Bestimmung der Bemessungsgrundlage weiterhin anhand der lohnsteuerlichen Werte möglich (sog. 1 %-Regelung)
In den Fällen, in denen der Dienstwagenüberlassung ein bestimmter Wert beigemessen und arbeitsvertraglich dokumentiert wird, sollte auch zukünftig eine Ermittlung anhand der lohnsteuerrechtlichen Werte möglich sein.
Hinweis: Diese Herangehensweise wurde vom BFH im Urteilsfall nicht beanstandet. Solange Abschn. 15.23 Abs. 11 UStAE nicht angepasst wird und die Finanzverwaltung die Anwendung dieser Vereinfachungsregelung nicht beanstandet, sollte dies auch über den entschiedenen Einzelfall hinaus Bestand haben.
Grenzüberschreitende Dienstwagenüberlassungen
Die obigen Ausführungen gelten gleichermaßen für Inlandssachverhalte sowie für Dienstwagengestellungen an Arbeitnehmer mit Wohnsitz im Inland.
Überlassen inländische Arbeitgeber Dienstwagen an Arbeitnehmer mit Wohnsitz im Ausland, sollten länderspezifische Besonderheiten in dem jeweiligen Land abgefragt werden. Zudem können weitere steuerliche Pflichten zu beachten sein.
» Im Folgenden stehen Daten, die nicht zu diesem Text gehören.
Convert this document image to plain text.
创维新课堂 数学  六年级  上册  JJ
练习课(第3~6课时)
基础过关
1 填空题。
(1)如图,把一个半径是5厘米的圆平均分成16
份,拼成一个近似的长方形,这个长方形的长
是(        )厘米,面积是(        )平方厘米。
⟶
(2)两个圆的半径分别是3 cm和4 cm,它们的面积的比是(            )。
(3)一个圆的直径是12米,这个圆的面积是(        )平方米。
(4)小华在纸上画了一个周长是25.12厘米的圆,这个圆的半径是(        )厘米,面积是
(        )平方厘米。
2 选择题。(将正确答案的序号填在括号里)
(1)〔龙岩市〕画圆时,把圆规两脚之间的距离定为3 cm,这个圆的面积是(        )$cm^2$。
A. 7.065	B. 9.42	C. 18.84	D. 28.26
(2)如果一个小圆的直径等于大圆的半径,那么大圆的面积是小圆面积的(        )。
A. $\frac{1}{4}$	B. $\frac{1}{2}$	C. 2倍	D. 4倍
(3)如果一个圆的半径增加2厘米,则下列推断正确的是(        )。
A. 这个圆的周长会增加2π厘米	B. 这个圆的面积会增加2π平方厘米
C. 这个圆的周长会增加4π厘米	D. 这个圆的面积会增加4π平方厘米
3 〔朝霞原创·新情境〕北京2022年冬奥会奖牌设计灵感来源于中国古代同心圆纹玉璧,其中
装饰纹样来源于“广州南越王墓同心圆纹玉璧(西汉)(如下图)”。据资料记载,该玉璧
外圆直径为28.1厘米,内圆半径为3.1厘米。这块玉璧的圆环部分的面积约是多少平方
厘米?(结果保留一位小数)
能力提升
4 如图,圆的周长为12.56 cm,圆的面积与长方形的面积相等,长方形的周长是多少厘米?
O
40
So kann aufgrund der privaten Nutzung durch den Mitarbeiter eine Zulassungs- und Kfz-Steuerpflicht im Ausland begründet werden (z. B. NOVA und Kfz-Steuerpflicht in Österreich). Dies gilt grundsätzlich unabhängig von der umsatzsteuerlichen Behandlung in Deutschland und/oder einem EU-Mitgliedsstaat.